C’est une des conséquences, certes moins dramatiques que les autres, du Covid 19 : les maisons d’édition ont reporté, massivement, et jusqu’à nouvel ordre, les dates de sorties des nouveautés. On peut voir ça sous l’angle du verre et de son niveau de remplissage.

Tentons le "verre à moitié plein" au rayon de la BD. Avec cette touche "pause" enfoncée, le flot intempestif des sorties est, un temps, figé. Reconnaissons qu’avec plus de 5000 sorties par an, dont un nombre non négligeable s’avère non essentiel, cet arrêt va permettre de souffler un peu et permettre de se pencher sur ce qu’on a raté.

Et ça tombe bien, puisque quelques éditeurs, dont Dargaud, ont décidé d’offrir en lecture quelques albums. Souvent de tomes 1, il faut le souligner. Mais pas que. Comme cet excellent one shot : le Detection Club.

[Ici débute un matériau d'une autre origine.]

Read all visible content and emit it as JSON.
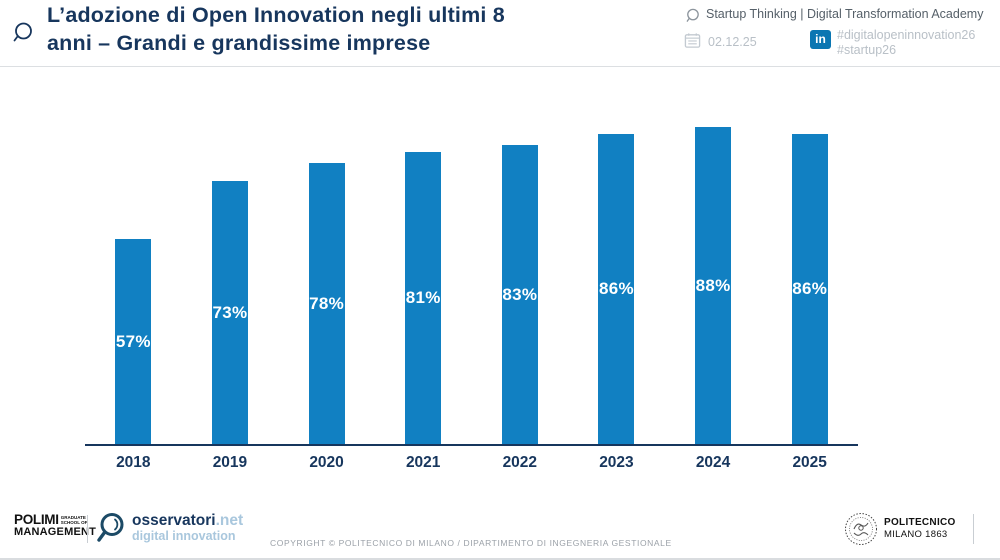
{
  "header": {
    "title_line1": "L’adozione di Open Innovation negli ultimi 8",
    "title_line2": "anni – Grandi e grandissime imprese",
    "event": "Startup Thinking | Digital Transformation Academy",
    "date": "02.12.25",
    "linkedin_label": "in",
    "hashtag1": "#digitalopeninnovation26",
    "hashtag2": "#startup26"
  },
  "chart_data": {
    "type": "bar",
    "categories": [
      "2018",
      "2019",
      "2020",
      "2021",
      "2022",
      "2023",
      "2024",
      "2025"
    ],
    "values": [
      57,
      73,
      78,
      81,
      83,
      86,
      88,
      86
    ],
    "labels": [
      "57%",
      "73%",
      "78%",
      "81%",
      "83%",
      "86%",
      "88%",
      "86%"
    ],
    "title": "",
    "xlabel": "",
    "ylabel": "",
    "ylim": [
      0,
      100
    ],
    "grid": false,
    "legend": false,
    "value_label_position": "inside-center",
    "bar_color": "#1180c2",
    "value_label_color": "#ffffff",
    "axis_color": "#17365d"
  },
  "footer": {
    "polimi_big": "POLIMI",
    "polimi_small1": "GRADUATE",
    "polimi_small2": "SCHOOL OF",
    "polimi_row2": "MANAGEMENT",
    "osservatori_name": "osservatori",
    "osservatori_net": ".net",
    "osservatori_sub": "digital innovation",
    "copyright": "COPYRIGHT © POLITECNICO DI MILANO / DIPARTIMENTO DI INGEGNERIA GESTIONALE",
    "politecnico_line1": "POLITECNICO",
    "politecnico_line2": "MILANO 1863"
  },
  "icons": {
    "magnifier-logo": "magnifying-glass outline",
    "speech-bubble": "magnifier-bubble outline gray",
    "calendar": "calendar grid outline",
    "linkedin": "linkedin 'in' badge",
    "seal": "politecnico circular seal"
  },
  "colors": {
    "title_navy": "#17365d",
    "bar_blue": "#1180c2",
    "linkedin_blue": "#0a76b2",
    "muted_gray": "#b9c0c7",
    "event_gray": "#566069",
    "osservatori_lightblue": "#a9c7dd"
  }
}
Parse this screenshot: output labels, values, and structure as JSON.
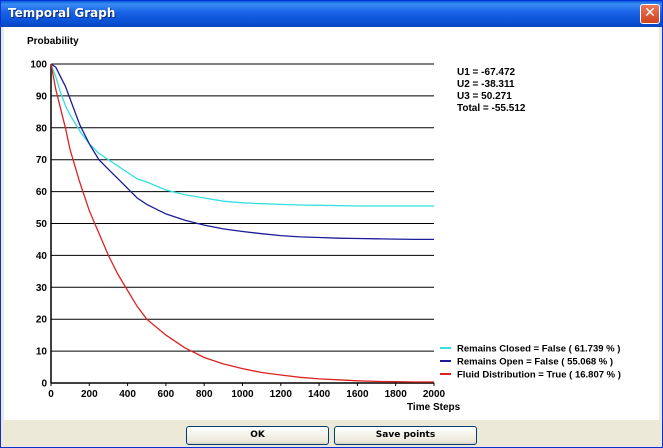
{
  "window": {
    "title": "Temporal Graph"
  },
  "utility": {
    "lines": [
      "U1 = -67.472",
      "U2 = -38.311",
      "U3 = 50.271",
      "Total = -55.512"
    ]
  },
  "buttons": {
    "ok": "OK",
    "save_points": "Save points"
  },
  "colors": {
    "remains_closed": "#33e0e0",
    "remains_open": "#1c1c9c",
    "fluid_distribution": "#dd2222",
    "title_bar": "#0a5fd8"
  },
  "icons": {
    "close": "close-x-icon"
  },
  "chart_data": {
    "type": "line",
    "ylabel": "Probability",
    "xlabel": "Time Steps",
    "xlim": [
      0,
      2000
    ],
    "ylim": [
      0,
      100
    ],
    "xticks": [
      0,
      200,
      400,
      600,
      800,
      1000,
      1200,
      1400,
      1600,
      1800,
      2000
    ],
    "yticks": [
      0,
      10,
      20,
      30,
      40,
      50,
      60,
      70,
      80,
      90,
      100
    ],
    "grid": "horizontal",
    "legend_position": "bottom-right",
    "x": [
      0,
      25,
      50,
      75,
      100,
      150,
      200,
      250,
      300,
      350,
      400,
      450,
      500,
      600,
      700,
      800,
      900,
      1000,
      1100,
      1200,
      1300,
      1400,
      1500,
      1600,
      1700,
      1800,
      1900,
      2000
    ],
    "series": [
      {
        "name": "Remains Closed = False ( 61.739 % )",
        "color": "#33e0e0",
        "values": [
          100,
          96,
          91,
          87,
          84,
          79,
          75,
          72,
          70,
          68,
          66,
          64,
          63,
          60.5,
          59,
          58,
          57,
          56.5,
          56.2,
          56,
          55.8,
          55.7,
          55.6,
          55.5,
          55.5,
          55.5,
          55.5,
          55.5
        ]
      },
      {
        "name": "Remains Open = False ( 55.068 % )",
        "color": "#1c1c9c",
        "values": [
          100,
          99,
          96,
          93,
          89,
          81,
          75,
          70,
          67,
          64,
          61,
          58,
          56,
          53,
          51,
          49.5,
          48.3,
          47.5,
          46.8,
          46.2,
          45.8,
          45.6,
          45.4,
          45.3,
          45.2,
          45.1,
          45,
          45
        ]
      },
      {
        "name": "Fluid Distribution = True ( 16.807 % )",
        "color": "#dd2222",
        "values": [
          100,
          92,
          86,
          80,
          73,
          63,
          54,
          47,
          40,
          34,
          29,
          24,
          20,
          15,
          11,
          8,
          6,
          4.5,
          3.3,
          2.5,
          1.8,
          1.3,
          1,
          0.7,
          0.5,
          0.4,
          0.3,
          0.3
        ]
      }
    ]
  }
}
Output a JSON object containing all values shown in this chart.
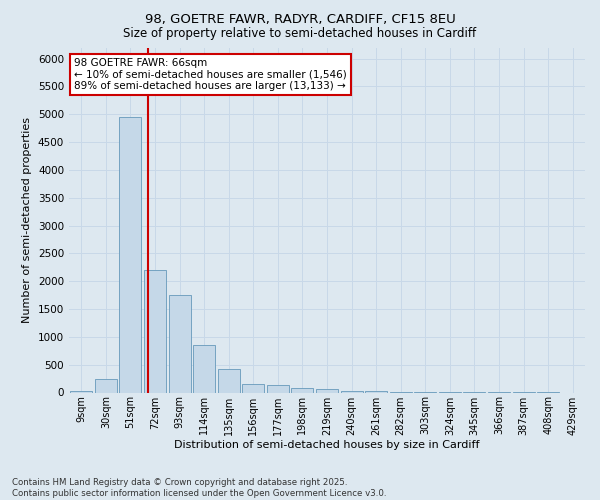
{
  "title1": "98, GOETRE FAWR, RADYR, CARDIFF, CF15 8EU",
  "title2": "Size of property relative to semi-detached houses in Cardiff",
  "xlabel": "Distribution of semi-detached houses by size in Cardiff",
  "ylabel": "Number of semi-detached properties",
  "footer1": "Contains HM Land Registry data © Crown copyright and database right 2025.",
  "footer2": "Contains public sector information licensed under the Open Government Licence v3.0.",
  "bar_labels": [
    "9sqm",
    "30sqm",
    "51sqm",
    "72sqm",
    "93sqm",
    "114sqm",
    "135sqm",
    "156sqm",
    "177sqm",
    "198sqm",
    "219sqm",
    "240sqm",
    "261sqm",
    "282sqm",
    "303sqm",
    "324sqm",
    "345sqm",
    "366sqm",
    "387sqm",
    "408sqm",
    "429sqm"
  ],
  "bar_values": [
    30,
    240,
    4950,
    2200,
    1750,
    850,
    430,
    160,
    130,
    80,
    55,
    35,
    22,
    12,
    7,
    4,
    3,
    2,
    1,
    1,
    0
  ],
  "bar_color": "#c5d8e8",
  "bar_edge_color": "#6699bb",
  "grid_color": "#c8d8e8",
  "background_color": "#dde8f0",
  "vline_x_index": 2.72,
  "vline_color": "#cc0000",
  "annotation_line1": "98 GOETRE FAWR: 66sqm",
  "annotation_line2": "← 10% of semi-detached houses are smaller (1,546)",
  "annotation_line3": "89% of semi-detached houses are larger (13,133) →",
  "annotation_box_color": "#cc0000",
  "ylim": [
    0,
    6200
  ],
  "yticks": [
    0,
    500,
    1000,
    1500,
    2000,
    2500,
    3000,
    3500,
    4000,
    4500,
    5000,
    5500,
    6000
  ]
}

pour lire en ligne sur le site de Dargaud

Alors, le Detection Club, quèsaco ?

C’est un club qui a vraiment existé. Réunissant la crème des auteurs de romans policiers dans les années 20. Mais la réalité historique s’arrête là. A l’endroit même où le génie de Jean Harambat démarre. Comme il le fit avec son excellent Opération Copperhead, cet esthète érudit n’aime rien moins que mettre les petites histoires dans la grande, et brouiller les pistes. Jugez plutôt : invités par un riche excentrique sur son île en Cornouailles, les membres de cette association très select qu’est le Detection club se voient mettre en concurrence avec un robot enquêteur, dernière création du propriétaire des lieux, richissime homme d’affaires et inventeur borderline à ses heures. L’arrogant hôte passant l’arme à gauche, démarre alors une enquête, diligentée par le célèbre aréopage.

Harambat jongle et mixe avec minutie son histoire, les clins d’œil, références et hommage au genre, sans jamais oublier de soigner ses personnages qu’il aime comme un Docteur Frankenstein attentionné. Et, élégance rare, son lectorat. Du grand art.